Australia-ESO joint conference, 17-20 February 2020 in Perth, Australia
By 2020, we will have obtained the first major results from a huge variety of “pathfinder” facilities that are operating with entirely new types of survey instruments. These pathfinders have a common aim of untangling galaxy evolution physics, and so it is important that first science results are communicated across various disciplines. This is the main purpose of this second Australia-ESO conference, allowing us to start serious conversations about the future coordination of next-generation galaxy evolution surveys.
Truly panchromatic surveys such as COSMOS and GAMA have shown that by coordinating across disciplines, new areas of astrophysics are inevitably opened up. Both of these surveys attempt to measure almost all of the energy produced by gas and dust in the interstellar medium, stars, and AGN in galaxies, giving us fresh insight into the interplay between, e.g., environment and feedback. Building on the success of the 1st Australia-ESO conference in Sydney in February 2019 that was primarily focused on IFU surveys, this meeting will broaden interdisciplinary connections to include the Square Kilometre Array Pathfinders in Australia, the ESO large surveys that are being/will be carried out from Paranal, and other instruments that are or will be delivering survey science, such as APEX, ALMA, AAT, e-ROSITA, LSST, HST, 4MOST, among others. In addition to focussing on the synergies between instruments and surveys, it is crucial to consider results and predictions from simulations and models.

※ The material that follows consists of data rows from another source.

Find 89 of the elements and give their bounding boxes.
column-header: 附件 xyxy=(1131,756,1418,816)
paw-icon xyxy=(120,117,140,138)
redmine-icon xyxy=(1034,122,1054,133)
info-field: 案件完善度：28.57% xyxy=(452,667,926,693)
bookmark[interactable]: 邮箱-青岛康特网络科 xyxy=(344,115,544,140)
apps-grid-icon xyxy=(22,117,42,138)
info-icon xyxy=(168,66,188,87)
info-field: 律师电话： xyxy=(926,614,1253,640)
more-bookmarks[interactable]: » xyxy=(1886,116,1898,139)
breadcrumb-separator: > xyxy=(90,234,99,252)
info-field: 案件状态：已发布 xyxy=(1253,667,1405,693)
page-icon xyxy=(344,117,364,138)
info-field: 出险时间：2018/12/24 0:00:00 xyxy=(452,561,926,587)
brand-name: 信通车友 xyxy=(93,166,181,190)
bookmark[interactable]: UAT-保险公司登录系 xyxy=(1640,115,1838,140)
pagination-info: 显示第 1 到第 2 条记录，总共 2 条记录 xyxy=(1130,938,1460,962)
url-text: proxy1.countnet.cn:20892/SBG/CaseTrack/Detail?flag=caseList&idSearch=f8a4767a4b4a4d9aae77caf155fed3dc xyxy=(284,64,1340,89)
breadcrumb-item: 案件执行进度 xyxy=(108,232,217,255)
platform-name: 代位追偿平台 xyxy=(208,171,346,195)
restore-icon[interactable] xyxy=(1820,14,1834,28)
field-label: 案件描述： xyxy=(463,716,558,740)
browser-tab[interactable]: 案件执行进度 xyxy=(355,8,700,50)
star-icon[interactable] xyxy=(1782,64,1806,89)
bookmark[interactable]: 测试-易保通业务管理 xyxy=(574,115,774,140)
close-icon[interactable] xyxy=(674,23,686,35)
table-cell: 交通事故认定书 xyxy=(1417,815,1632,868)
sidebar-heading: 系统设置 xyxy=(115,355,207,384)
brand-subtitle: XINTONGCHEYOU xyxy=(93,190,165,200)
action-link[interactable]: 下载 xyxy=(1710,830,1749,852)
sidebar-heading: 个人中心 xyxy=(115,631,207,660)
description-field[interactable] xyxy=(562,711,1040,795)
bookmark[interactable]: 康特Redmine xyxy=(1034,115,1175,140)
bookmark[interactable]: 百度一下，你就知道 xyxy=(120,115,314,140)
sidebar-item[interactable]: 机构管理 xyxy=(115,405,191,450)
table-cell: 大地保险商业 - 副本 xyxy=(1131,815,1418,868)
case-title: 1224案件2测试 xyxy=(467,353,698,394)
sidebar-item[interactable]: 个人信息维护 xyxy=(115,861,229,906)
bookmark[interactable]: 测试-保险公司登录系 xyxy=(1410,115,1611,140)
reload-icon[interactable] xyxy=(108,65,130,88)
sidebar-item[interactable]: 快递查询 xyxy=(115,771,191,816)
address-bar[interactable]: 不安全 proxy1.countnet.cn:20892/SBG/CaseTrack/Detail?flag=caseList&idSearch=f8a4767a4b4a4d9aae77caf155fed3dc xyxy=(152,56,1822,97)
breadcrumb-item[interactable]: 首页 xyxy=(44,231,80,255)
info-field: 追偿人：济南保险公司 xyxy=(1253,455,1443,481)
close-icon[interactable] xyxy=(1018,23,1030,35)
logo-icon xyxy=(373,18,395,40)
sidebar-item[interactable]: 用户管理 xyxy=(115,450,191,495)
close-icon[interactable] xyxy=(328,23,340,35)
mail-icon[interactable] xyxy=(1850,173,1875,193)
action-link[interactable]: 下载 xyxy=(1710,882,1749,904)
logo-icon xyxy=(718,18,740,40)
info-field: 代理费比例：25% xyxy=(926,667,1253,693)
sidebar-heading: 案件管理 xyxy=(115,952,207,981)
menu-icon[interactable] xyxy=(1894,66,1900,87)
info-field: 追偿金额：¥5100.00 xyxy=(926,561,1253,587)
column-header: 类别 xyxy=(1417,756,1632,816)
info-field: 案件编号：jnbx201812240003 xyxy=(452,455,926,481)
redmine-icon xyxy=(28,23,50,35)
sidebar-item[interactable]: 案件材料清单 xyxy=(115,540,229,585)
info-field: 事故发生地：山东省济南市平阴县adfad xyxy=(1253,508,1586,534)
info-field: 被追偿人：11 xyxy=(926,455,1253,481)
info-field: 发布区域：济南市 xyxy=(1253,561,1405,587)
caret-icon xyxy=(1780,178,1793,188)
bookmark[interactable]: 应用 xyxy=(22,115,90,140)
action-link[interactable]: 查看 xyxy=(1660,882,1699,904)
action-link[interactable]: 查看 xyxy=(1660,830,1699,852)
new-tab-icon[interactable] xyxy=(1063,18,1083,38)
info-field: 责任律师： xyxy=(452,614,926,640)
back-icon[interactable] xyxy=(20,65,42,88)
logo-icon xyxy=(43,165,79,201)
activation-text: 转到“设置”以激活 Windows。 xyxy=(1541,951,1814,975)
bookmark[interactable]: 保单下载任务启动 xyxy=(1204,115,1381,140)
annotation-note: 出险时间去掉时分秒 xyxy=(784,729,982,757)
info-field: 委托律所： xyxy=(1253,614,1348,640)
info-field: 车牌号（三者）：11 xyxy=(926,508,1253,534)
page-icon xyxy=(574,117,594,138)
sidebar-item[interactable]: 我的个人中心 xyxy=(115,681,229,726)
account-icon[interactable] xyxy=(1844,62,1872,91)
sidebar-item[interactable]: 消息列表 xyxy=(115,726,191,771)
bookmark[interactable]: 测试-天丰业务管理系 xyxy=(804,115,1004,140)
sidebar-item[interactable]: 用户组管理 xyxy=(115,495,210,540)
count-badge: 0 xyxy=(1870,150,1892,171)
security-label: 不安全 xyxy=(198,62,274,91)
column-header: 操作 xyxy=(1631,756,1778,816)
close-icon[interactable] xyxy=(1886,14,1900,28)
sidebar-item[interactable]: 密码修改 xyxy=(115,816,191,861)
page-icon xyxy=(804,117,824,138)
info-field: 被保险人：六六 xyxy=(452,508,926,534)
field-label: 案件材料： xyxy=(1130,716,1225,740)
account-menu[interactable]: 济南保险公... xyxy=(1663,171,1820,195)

The intent of this conference is to obtain a comprehensive view of baryons in the Universe, over a broad range of facilities, look-back time, wavelength range, and physical scales. The key science topics will be:
1) The baryon cycle in our own Galactic neighbourhood: what we have learned from galactic archaeology, and the interstellar and circumgalactic gas (and its accretion) in the Milky-Way and Magellanic Clouds.
2) The local Universe: the multi-phase baryon mass census (hot, cold, warm medium and stars and stellar halos), the baryon-halo connection, environmental effects on the ISM of galaxies, outflows/inflows locally.
3) Transients: a nascent avenue of learning about galaxy evolution, the intergalactic medium which is expected to grow immensely over the next few years, featuring Fast Radio Bursts, Gravity Waves, Gamma-ray bursts, and others.
4) Galaxies across time: physical processes leading to quenching and their effect on the gas reservoirs of galaxies, angular momentum evolution, and the black hole/galaxy co-evolution.
5) Cosmic Dawn and the Epoch of Reionisation: the census of z>4 galaxies (luminosity functions, dust content, star formation, interstellar medium), QSOs and radio activity, and evolution of the neutral hydrogen content.